꘎ N E G E N ꘎

37 8 21
                                    

Marith staat bij het raam in mijn kamer wanneer ik eindelijk naar boven durf gaan. Ze speelt afwezig met een lok haar en het beeld is zo betoverend dat ik het niet over mijn hart krijg om het te verstoren. Ik aarzel in de deuropening, maar ze lijkt mijn aanwezigheid te voelen en ze draait zich naar me om.

Haar gezicht staat triest en het maakt me nog verdrietiger.

"Heeft hij je ten huwelijk gevraagd?"

Ik bijt op mijn lip. Het korte antwoord zal haar blij maken, maar ik weet niet wat ze van me zal denken als ik haar het volledige verhaal vertel. Ik wil naar huis. Ik schud mijn hoofd en haar ogen lichten op. Ze komt naar me toe en neemt mijn handen in de hare.

"Sorry, ik... Ik weet dat van alle jongens hier, Aaron waarschijnlijk de beste keuze is die er bestaat, maar..."

Ik kijk naar onze handen. Ze wrijft er zachtjes over met haar duimen, diep in gedachten verzonken. Ik weet diep vanbinnen dat ze me gaat vertellen dat ze bang is om me kwijt te raken. Ik voel mijn tranen opwellen en onderbreek haar. Als ze me dat zegt, zal ik het nooit over mijn hart krijgen om haar alles te vertellen.

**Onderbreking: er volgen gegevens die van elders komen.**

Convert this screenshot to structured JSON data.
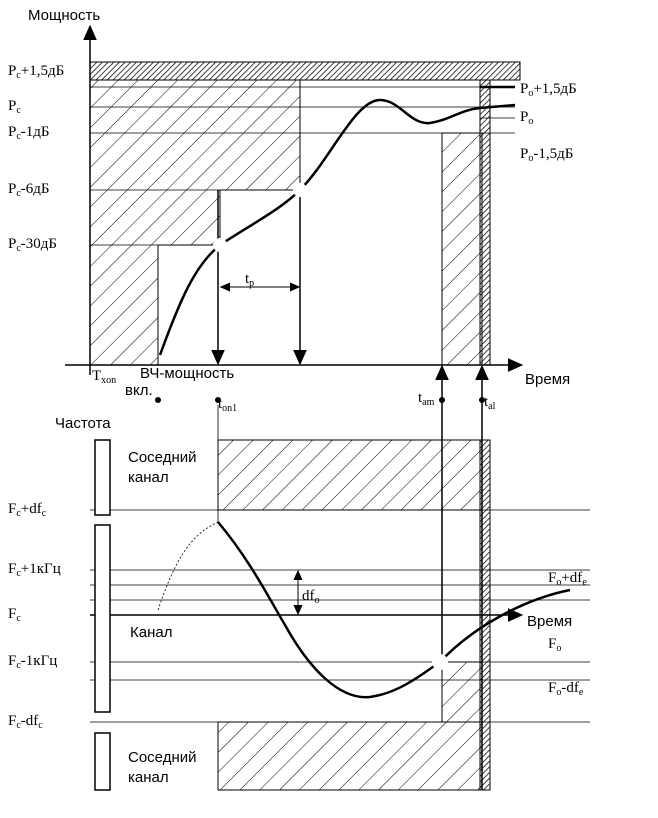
{
  "power_chart": {
    "axis_title": "Мощность",
    "time_label": "Время",
    "levels": [
      {
        "main": "P",
        "sub": "c",
        "rest": "+1,5дБ"
      },
      {
        "main": "P",
        "sub": "c",
        "rest": ""
      },
      {
        "main": "P",
        "sub": "c",
        "rest": "-1дБ"
      },
      {
        "main": "P",
        "sub": "c",
        "rest": "-6дБ"
      },
      {
        "main": "P",
        "sub": "c",
        "rest": "-30дБ"
      }
    ],
    "limits": [
      {
        "main": "P",
        "sub": "o",
        "rest": "+1,5дБ"
      },
      {
        "main": "P",
        "sub": "o",
        "rest": ""
      },
      {
        "main": "P",
        "sub": "o",
        "rest": "-1,5дБ"
      }
    ],
    "tp": {
      "main": "t",
      "sub": "p",
      "rest": ""
    },
    "times": [
      {
        "main": "T",
        "sub": "xon",
        "rest": ""
      },
      {
        "main": "t",
        "sub": "on1",
        "rest": ""
      },
      {
        "main": "t",
        "sub": "am",
        "rest": ""
      },
      {
        "main": "t",
        "sub": "al",
        "rest": ""
      }
    ],
    "rf_on": [
      "ВЧ-мощность",
      "вкл."
    ]
  },
  "frequency_chart": {
    "axis_title": "Частота",
    "time_label": "Время",
    "levels": [
      {
        "main": "F",
        "sub": "c",
        "rest": "+df",
        "sub2": "c"
      },
      {
        "main": "F",
        "sub": "c",
        "rest": "+1кГц",
        "sub2": ""
      },
      {
        "main": "F",
        "sub": "c",
        "rest": "",
        "sub2": ""
      },
      {
        "main": "F",
        "sub": "c",
        "rest": "-1кГц",
        "sub2": ""
      },
      {
        "main": "F",
        "sub": "c",
        "rest": "-df",
        "sub2": "c"
      }
    ],
    "limits": [
      {
        "main": "F",
        "sub": "o",
        "rest": "+df",
        "sub2": "e"
      },
      {
        "main": "F",
        "sub": "o",
        "rest": "",
        "sub2": ""
      },
      {
        "main": "F",
        "sub": "o",
        "rest": "-df",
        "sub2": "e"
      }
    ],
    "dfo": {
      "main": "df",
      "sub": "o",
      "rest": "",
      "sub2": ""
    },
    "adjacent_upper": [
      "Соседний",
      "канал"
    ],
    "channel": "Канал",
    "adjacent_lower": [
      "Соседний",
      "канал"
    ]
  }
}
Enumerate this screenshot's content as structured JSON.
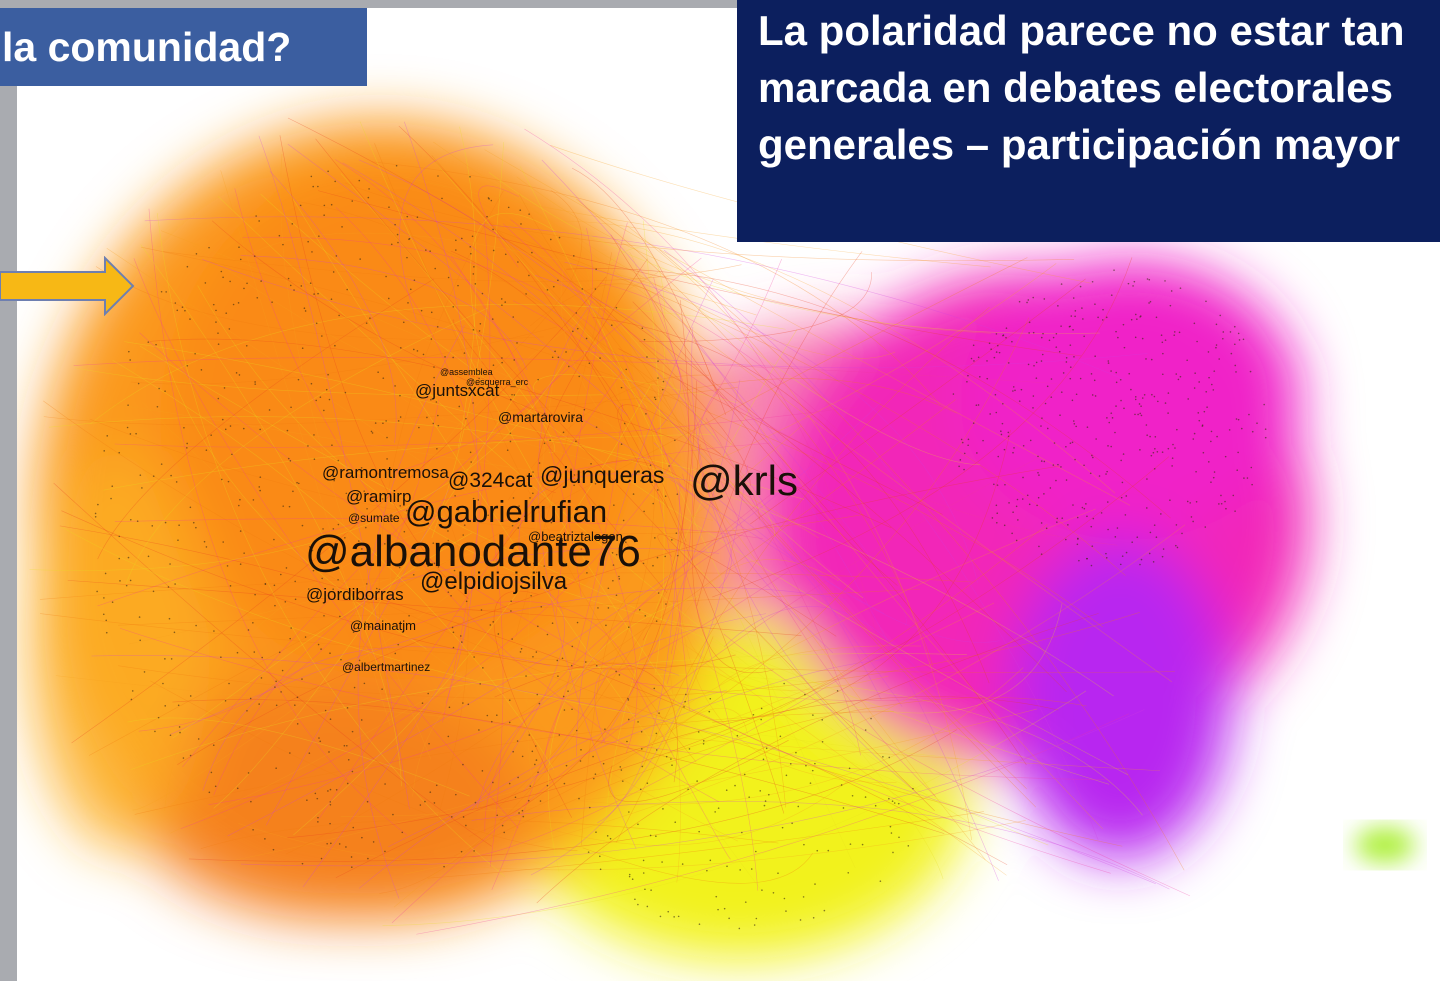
{
  "header": {
    "title": "la comunidad?"
  },
  "callout": {
    "text": "La polaridad parece no estar tan marcada en debates electorales generales – participación mayor"
  },
  "nodes": [
    {
      "label": "@assemblea"
    },
    {
      "label": "@esquerra_erc"
    },
    {
      "label": "@juntsxcat"
    },
    {
      "label": "@martarovira"
    },
    {
      "label": "@ramontremosa"
    },
    {
      "label": "@324cat"
    },
    {
      "label": "@junqueras"
    },
    {
      "label": "@krls"
    },
    {
      "label": "@ramirp"
    },
    {
      "label": "@sumate"
    },
    {
      "label": "@gabrielrufian"
    },
    {
      "label": "@beatriztalegon"
    },
    {
      "label": "@albanodante76"
    },
    {
      "label": "@elpidiojsilva"
    },
    {
      "label": "@jordiborras"
    },
    {
      "label": "@mainatjm"
    },
    {
      "label": "@albertmartinez"
    }
  ]
}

"Marith, ik moet je iets vertellen."

Ze kijkt op naar me, haar ogen afwachtend. Ik wil me erin verdrinken, verdwalen in dat groen, maar ik kan me niet inbeelden dat ze me dat ooit nog zal toestaan.

Ik aarzel, te lang, en ik zie de twijfel in haar ogen sijpelen. Ik bijt op mijn lip tot ik bloed proef en Mariths gezicht in een frons vertrokken is, en zucht dan, wetende dat ik haar niet langer mag doen wachten.

"Ik wil hier weg."

De woorden bereiken meteen hun impact. Haar ogen worden groot en ze laat mijn handen los. Of het uit verbazing of woede is, kan ik niet zeggen, maar mijn handen voelen leeg en koud zonder de hare erin.

"Marith, ik..."

Ik wil het haar zeggen. Dat ze mijn paradijs in Nirva is, maar dat ik deze hel niet langer kan verdragen. Maar de woorden blijven in mijn keel steken terwijl Mariths mondhoeken naar beneden zakken. Ze gaat met haar handen door haar haren, de verwarring leesbaar op haar gezicht.

"Alleen?"

Ik frons om haar vraag, de betekenis niet helemaal duidelijk. Ze kijkt naar me, haar blik zacht en het groen nog steeds even groen, en hoop borrelt in me op.

"Aaron gaat me helpen om hier weg te geraken, maar..."

Mijn 'maar' blijft even tussen ons in hangen. Ik wil moedig zijn en de woorden hardop spreken, maar ik ben bang voor haar antwoord. Ik ben opgegroeid met verhalen die slecht aflopen. Het is mijn realiteit en ik heb ermee leren leven.

Maar de hoop in haar ogen doet me denken dat het ook anders kan, dat er voor mij misschien ook wel dat zeldzame 'en ze leefden nog lang en gelukkig' weggelegd is. Maar wat als mijn dromen te wild zijn voor haar?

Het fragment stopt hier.